A small window in my apartment opens to an air shaft that ventilates my unit and the one directly below mine, and through this air shaft I keep tabs on my neighbor. I know what he watches, what he sings in the shower, and what he calls his father on the phone. He calls him Padre.
My neighbor has a girlfriend. Or, he had one. The other night I heard her splashing around in the tub, telling my neighbor all about how she was sleeping with an old high school friend. I sat by my window and listened until I heard the water drain. Afterward, they had what sounded like wild and disconsolate breakup sex, and I thought: We all work through things in our own way.

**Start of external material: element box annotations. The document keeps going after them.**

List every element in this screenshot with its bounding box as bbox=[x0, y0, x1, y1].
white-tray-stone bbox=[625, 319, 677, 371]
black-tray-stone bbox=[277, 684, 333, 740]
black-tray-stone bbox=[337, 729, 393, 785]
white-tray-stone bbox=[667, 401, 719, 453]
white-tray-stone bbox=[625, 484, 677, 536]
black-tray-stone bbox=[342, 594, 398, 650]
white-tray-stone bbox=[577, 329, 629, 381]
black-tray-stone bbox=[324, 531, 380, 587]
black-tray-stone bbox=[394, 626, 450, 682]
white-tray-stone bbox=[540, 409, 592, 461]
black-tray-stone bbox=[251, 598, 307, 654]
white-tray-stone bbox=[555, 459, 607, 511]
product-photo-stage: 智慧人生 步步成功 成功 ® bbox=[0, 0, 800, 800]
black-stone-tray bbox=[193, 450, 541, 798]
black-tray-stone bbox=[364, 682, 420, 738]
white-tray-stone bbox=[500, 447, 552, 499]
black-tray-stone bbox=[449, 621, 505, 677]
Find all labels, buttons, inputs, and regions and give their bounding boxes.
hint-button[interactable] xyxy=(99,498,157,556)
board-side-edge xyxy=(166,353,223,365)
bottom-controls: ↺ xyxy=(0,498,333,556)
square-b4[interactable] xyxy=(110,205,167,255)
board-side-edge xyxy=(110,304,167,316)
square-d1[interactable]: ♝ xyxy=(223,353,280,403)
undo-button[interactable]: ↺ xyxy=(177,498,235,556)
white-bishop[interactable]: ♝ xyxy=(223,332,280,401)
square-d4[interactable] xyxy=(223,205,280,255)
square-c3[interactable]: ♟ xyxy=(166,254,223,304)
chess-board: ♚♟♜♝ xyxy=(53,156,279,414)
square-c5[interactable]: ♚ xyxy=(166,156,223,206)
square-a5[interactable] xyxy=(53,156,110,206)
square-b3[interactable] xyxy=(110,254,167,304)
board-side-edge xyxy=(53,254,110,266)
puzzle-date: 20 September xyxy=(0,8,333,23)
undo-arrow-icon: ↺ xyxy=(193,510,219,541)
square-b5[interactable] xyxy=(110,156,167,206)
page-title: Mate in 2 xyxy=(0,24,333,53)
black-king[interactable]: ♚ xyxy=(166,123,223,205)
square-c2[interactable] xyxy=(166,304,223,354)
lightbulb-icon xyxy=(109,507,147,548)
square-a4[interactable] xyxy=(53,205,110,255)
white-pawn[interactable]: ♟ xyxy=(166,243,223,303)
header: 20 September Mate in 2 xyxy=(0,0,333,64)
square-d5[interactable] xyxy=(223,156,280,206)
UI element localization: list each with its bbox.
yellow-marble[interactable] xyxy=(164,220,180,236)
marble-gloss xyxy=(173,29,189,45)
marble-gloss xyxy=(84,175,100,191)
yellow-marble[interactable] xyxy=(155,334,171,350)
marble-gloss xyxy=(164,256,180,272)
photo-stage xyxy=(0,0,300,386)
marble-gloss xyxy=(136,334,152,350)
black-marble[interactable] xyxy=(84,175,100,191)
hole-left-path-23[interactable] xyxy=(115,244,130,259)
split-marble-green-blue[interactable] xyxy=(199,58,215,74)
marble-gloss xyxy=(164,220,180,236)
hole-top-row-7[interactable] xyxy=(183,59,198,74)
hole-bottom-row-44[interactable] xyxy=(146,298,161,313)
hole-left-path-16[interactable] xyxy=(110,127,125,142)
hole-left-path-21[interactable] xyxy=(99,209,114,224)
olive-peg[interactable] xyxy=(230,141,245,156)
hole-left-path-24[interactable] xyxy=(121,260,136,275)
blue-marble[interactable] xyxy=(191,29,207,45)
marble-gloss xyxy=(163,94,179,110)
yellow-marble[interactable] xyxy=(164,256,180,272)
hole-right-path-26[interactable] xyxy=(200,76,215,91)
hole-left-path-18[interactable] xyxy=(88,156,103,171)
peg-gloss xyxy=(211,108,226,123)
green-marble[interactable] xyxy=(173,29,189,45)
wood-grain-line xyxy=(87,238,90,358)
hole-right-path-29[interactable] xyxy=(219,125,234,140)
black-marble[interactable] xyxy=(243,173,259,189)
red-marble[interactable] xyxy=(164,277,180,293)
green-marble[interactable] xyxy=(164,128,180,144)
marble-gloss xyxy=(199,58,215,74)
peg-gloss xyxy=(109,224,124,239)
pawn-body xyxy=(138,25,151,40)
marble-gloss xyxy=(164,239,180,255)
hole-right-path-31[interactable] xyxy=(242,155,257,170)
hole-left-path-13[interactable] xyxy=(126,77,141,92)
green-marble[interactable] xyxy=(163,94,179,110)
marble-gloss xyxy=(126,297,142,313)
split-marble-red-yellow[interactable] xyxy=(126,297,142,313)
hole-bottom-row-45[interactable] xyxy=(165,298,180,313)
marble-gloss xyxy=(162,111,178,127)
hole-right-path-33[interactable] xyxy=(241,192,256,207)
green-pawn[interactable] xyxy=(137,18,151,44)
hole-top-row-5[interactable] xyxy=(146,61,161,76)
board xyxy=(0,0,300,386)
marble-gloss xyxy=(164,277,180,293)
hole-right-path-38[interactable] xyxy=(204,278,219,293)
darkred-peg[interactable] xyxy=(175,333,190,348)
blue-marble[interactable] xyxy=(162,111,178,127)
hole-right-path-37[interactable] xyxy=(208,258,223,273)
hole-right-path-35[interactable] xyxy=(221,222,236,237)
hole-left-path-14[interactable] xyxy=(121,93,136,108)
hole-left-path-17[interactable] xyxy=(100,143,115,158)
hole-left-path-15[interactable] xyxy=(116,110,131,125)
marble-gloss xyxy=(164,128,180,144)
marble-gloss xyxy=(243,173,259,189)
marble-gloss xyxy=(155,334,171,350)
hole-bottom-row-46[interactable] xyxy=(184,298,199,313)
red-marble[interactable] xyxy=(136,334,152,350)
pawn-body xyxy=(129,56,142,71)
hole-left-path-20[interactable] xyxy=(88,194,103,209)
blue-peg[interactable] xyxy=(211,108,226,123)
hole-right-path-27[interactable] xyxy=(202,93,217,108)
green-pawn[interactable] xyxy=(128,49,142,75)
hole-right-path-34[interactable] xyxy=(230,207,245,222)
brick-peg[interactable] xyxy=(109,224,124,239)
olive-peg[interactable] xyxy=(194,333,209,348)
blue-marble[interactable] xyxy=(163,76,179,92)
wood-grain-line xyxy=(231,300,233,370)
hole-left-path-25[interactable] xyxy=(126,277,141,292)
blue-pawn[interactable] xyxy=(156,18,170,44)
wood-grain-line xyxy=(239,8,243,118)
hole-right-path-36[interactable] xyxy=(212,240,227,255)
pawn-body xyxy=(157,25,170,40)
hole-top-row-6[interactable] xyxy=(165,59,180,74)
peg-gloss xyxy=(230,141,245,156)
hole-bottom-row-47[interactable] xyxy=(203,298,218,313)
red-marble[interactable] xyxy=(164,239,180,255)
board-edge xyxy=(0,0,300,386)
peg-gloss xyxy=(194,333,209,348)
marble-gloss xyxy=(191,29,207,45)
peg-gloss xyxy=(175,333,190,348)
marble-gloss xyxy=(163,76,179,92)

I ran into my neighbor at the mailboxes. Across his back he had a black vinyl case.
"Is that a trumpet?" I said.
"It's a flugelhorn. It's like a trumpet, only chunkier." He seemed perfectly calm, even cheerful, which came across as heartbreaking and valiant.
"I didn't know you played."
"I wouldn't practice in the apartment," he said. "Everyone would hear."
I closed my mailbox. He couldn't have known I was his audience the night before, but it felt appropriate that I deliver some sort of condolence, however oblique and perfunctory. So I said, "I'd love to hear you play sometime."
Behind the greasy lenses of wire-rim glasses, his eyes brightened.
"I'm playing in a concert at Saint Mark's this Thursday."
"Oh," I said. "Nice."
There was no way out. I loved my apartment—it was spacious and somehow still affordable—and the thought of offending and then having to avoid this neighbor was unbearable. So I told him I'd be there.
At the church, I bought a ticket from an old man with the enormous ears and slicked-back white hair of a lifelong Republican. Inside, massive columns rose above me to the half-finished ceiling. The cathedral's construction had been abandoned, according to a pamphlet I tucked into a hymnal, sometime during the Great Depression, and it seemed to me that if God were real, this was the sort of place He'd skulk around: somewhere His glory would be indistinguishable from man's mislaid ambition.
As the church filled with polite, expectant murmurs, I ran through, yet again, the ways I resented my neighbor. It was not my fault that his girlfriend had decided to find carnal solace in the arms of her fellow Viking, Bulldog, or whatever. What's more, my neighbor should have known I was not earnestly offering my time—I was merely performing the time-honored ritual of feigning interest. If anything, he had manipulated me by asking me to come.
The choir, dressed in simple white robes, emerged from the wings of the church and shuffled onto a set of groaning risers. My neighbor walked in behind them and sat in a metal folding chair, holding his brass instrument tightly against his chest.
After some introductory fussing from the conductor, the choir began to sing a complicated song that felt electrified by some wild and melancholic spirit. To say I was moved would be inaccurate; I remained stabbed into place and the church itself seemed to reorient around me, its physical features changed by the music rising into its cavernous, still-scaffolded upper reaches.
And then my neighbor ruined it. He played his flugelhorn with chaste and mechanical precision, and by the time he sounded his final bloodless trill, I felt as though I'd been scolded by a relative I was only barely familiar with. A few more minutes of choral music (which I now found dull and maudlin) and I was delivered into the mercy of intermission.
I was making my way to the door and had almost escaped when I looked over to see my neighbor kiss a young woman seated in the front row. At this, my curiosity got the better of me. I turned from the door and walked up the aisle to where the two of them were standing.
"Nicely done," I said, holding out my left hand for some reason.
"Thanks for coming," my neighbor said. He took my left with his right. "Have you met Anna?"
"No!" I said, smiling broadly.
"This is the guy that lives above me," my neighbor said.
"Oh," Anna said. With just one word I could tell it was the same woman in the bathtub who'd betrayed him. "Nice to finally meet you."
"Well, I've got to run," I said. "But I'm glad I caught you. Wonderful flugelhorn. Really quality horn."
Just then the choir returned to their risers and all of a sudden it became impossible to leave without being seen by everyone. Anna patted the seat beside her, and I reluctantly sat down.
About midway through the second piece, she cupped her hand around my ear and whispered to me, "You know we can hear you, right?"
"What?" I said.
"We can hear it when you listen to us. You always cough or something. Bobby likes it."
With this, she sat back against the pew. I followed her gaze to her boyfriend, who was looking at me. Then the choir quieted and he rose and brought the flugelhorn to his lips.